The Chang'e 7 lunar mission, which is scheduled to launch in 2024, will scan the moon from orbit while also landing and exploring the lunar south pole.

"A major goal is to find water at the south pole of the moon," Wu Weiren, chief designer of China's lunar exploration program, told China's CCTV .

"There are deep lunar craters at the south pole, which cover about 10 kilometers [6 miles]. If there was water, it could exist in the form of water ice due to the lack of sunlight throughout the year."

The presence of water ice at the lunar south pole was confirmed in 2018, and the possibility of using that water to supply astronauts and power rockets is a crucial component in NASA's plan to establish the Artemis Base Camp at the lunar south pole.

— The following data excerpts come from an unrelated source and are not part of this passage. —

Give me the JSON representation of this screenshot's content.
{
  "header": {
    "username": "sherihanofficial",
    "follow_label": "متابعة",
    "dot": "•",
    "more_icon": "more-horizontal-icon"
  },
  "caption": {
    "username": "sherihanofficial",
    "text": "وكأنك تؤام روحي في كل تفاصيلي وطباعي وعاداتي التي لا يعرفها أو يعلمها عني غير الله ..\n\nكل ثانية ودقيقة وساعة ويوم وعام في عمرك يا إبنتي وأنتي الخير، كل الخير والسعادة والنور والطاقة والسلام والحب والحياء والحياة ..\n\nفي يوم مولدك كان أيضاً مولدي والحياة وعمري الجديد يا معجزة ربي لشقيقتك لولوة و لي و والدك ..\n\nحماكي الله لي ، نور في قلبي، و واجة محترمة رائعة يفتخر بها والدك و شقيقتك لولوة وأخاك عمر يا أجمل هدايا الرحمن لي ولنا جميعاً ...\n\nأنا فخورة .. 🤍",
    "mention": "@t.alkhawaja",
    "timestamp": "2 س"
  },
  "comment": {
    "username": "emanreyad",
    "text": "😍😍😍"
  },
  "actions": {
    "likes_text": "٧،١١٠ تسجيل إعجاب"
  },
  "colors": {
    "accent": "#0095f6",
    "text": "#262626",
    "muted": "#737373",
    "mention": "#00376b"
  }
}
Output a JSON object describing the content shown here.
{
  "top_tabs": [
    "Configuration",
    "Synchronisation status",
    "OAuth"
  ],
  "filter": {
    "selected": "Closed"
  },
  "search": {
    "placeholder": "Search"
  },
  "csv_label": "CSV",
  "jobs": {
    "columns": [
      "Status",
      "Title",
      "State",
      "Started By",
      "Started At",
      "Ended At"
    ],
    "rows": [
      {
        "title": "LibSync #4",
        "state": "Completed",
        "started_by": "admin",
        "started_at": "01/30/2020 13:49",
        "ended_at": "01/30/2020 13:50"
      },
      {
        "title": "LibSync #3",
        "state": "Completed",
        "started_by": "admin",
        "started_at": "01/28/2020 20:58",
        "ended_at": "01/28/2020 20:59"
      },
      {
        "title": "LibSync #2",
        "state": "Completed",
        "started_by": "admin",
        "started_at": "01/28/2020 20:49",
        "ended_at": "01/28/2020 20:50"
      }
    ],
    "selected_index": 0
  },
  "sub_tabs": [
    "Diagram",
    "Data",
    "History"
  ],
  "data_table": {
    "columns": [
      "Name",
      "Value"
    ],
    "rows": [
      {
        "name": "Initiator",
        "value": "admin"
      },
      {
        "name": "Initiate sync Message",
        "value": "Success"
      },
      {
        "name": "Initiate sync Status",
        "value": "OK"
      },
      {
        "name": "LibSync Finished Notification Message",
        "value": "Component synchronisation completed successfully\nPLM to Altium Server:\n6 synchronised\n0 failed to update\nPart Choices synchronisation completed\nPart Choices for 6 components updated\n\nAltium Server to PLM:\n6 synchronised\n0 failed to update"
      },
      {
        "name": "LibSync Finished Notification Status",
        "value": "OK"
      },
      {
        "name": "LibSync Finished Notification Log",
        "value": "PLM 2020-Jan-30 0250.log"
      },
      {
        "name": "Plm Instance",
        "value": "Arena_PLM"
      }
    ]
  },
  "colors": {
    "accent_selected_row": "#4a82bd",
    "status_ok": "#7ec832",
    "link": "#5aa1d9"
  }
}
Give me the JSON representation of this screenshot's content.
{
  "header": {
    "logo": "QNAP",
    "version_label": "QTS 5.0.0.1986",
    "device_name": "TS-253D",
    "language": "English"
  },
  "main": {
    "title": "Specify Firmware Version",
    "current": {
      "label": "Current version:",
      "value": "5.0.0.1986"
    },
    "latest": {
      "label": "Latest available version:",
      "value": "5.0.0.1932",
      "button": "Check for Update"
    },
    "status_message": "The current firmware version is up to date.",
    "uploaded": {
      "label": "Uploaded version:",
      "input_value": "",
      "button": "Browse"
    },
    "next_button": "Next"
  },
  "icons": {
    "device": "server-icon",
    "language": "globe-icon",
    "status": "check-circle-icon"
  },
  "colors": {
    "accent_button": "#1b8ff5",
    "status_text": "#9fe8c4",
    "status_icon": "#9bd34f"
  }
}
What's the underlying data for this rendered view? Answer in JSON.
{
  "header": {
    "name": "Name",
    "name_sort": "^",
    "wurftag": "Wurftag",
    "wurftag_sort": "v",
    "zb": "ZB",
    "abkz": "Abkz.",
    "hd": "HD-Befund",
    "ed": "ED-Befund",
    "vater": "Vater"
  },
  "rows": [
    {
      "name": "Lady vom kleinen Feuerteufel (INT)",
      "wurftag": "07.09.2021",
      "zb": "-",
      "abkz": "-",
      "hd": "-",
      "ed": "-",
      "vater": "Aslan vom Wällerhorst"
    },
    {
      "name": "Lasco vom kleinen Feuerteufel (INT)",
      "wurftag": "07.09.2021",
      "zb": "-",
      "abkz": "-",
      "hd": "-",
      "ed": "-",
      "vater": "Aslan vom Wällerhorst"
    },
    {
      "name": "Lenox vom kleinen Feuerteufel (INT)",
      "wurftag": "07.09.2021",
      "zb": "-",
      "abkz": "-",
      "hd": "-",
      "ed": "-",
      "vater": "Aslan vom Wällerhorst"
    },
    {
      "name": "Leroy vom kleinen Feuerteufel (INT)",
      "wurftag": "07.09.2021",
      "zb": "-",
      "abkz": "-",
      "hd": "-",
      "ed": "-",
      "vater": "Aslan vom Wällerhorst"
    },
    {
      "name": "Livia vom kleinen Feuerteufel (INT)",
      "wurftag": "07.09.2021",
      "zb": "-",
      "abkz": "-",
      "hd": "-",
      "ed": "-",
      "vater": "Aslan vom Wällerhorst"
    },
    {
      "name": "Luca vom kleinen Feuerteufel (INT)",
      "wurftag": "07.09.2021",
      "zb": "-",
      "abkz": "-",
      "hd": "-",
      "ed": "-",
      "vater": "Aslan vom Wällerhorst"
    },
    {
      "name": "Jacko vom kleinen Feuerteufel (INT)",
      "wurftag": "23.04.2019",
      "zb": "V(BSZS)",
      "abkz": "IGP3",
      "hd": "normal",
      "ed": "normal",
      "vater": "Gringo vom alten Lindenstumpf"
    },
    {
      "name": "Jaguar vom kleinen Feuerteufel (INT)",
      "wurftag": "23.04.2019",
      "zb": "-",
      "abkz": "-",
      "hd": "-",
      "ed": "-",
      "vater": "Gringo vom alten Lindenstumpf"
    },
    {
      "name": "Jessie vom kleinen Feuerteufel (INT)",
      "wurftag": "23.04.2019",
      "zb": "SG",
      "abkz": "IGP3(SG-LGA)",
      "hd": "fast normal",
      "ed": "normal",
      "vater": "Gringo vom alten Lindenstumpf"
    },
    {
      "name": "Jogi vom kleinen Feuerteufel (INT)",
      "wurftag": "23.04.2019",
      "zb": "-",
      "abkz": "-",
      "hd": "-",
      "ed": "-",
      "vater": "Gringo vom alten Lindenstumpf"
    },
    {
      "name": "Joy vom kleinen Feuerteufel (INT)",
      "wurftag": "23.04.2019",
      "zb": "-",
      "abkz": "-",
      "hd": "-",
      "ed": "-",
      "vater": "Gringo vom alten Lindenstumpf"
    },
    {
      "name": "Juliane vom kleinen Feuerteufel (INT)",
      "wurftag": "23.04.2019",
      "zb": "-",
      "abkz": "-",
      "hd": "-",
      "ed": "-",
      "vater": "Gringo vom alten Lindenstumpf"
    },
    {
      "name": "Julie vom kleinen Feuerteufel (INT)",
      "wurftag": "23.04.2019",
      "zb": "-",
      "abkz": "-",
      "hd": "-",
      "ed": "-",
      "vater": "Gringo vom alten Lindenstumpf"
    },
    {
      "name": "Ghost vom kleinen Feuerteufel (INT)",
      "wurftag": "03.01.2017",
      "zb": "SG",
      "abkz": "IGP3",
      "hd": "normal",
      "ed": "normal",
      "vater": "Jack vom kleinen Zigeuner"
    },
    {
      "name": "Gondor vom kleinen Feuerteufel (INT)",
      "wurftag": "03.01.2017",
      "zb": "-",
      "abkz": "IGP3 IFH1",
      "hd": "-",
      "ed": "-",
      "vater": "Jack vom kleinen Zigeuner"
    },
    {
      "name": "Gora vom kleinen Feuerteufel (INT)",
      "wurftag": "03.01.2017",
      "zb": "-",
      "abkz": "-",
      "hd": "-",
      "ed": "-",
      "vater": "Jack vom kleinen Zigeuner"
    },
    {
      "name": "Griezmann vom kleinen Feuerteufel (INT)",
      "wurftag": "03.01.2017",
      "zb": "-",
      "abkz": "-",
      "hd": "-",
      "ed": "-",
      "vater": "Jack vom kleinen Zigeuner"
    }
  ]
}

According to China Daily, Wu said engineers are working on an unique spacecraft that might separate from a lander and fly or hop to examine neighboring craters for indications of water ice.

The China National Space Administration's (CNSA) Lunar Exploration and Space Engineering Center issued a competitive call for payload development for Chang'e 7 in 2020, revealing that the mission will consist of five spacecraft: an orbiter, a relay satellite, a lander, a rover, and a "mini flying craft" that will carry the instrument to detect water.

Setting down on the south pole of the moon, however, will present problems for China's Chang'e 7 mission, such as identifying landing locations and landing with precision. Because there aren't many flatlands near the south pole, Chang'e 7 necessitates "high precision landings," Wu told CCTV.

"After our preliminary analysis, probably only one-tenth of the area can be used as the landing point. Therefore, the landing could be quite difficult."

NASA's Artemis 1 mission, which will be launched by NASA's massive Space Launch System (SLS) rocket, will include a suitcase-sized satellite called Lunar Flashlight among its numerous payloads. While orbiting the moon, the spacecraft will light infrared lasers into permanently shadowed craters near the lunar poles to increase scientists' understanding of the quantity and accessibility of water ice.

Meanwhile, China and Russia intend to establish a robotic research station, the International Lunar Research Station, which will later host astronauts for long-term stays. The two countries have also invited international partners to join the project, with particular interest in attracting those in Europe. However, with Russia's invasion of Ukraine, such cooperation looks doubtful.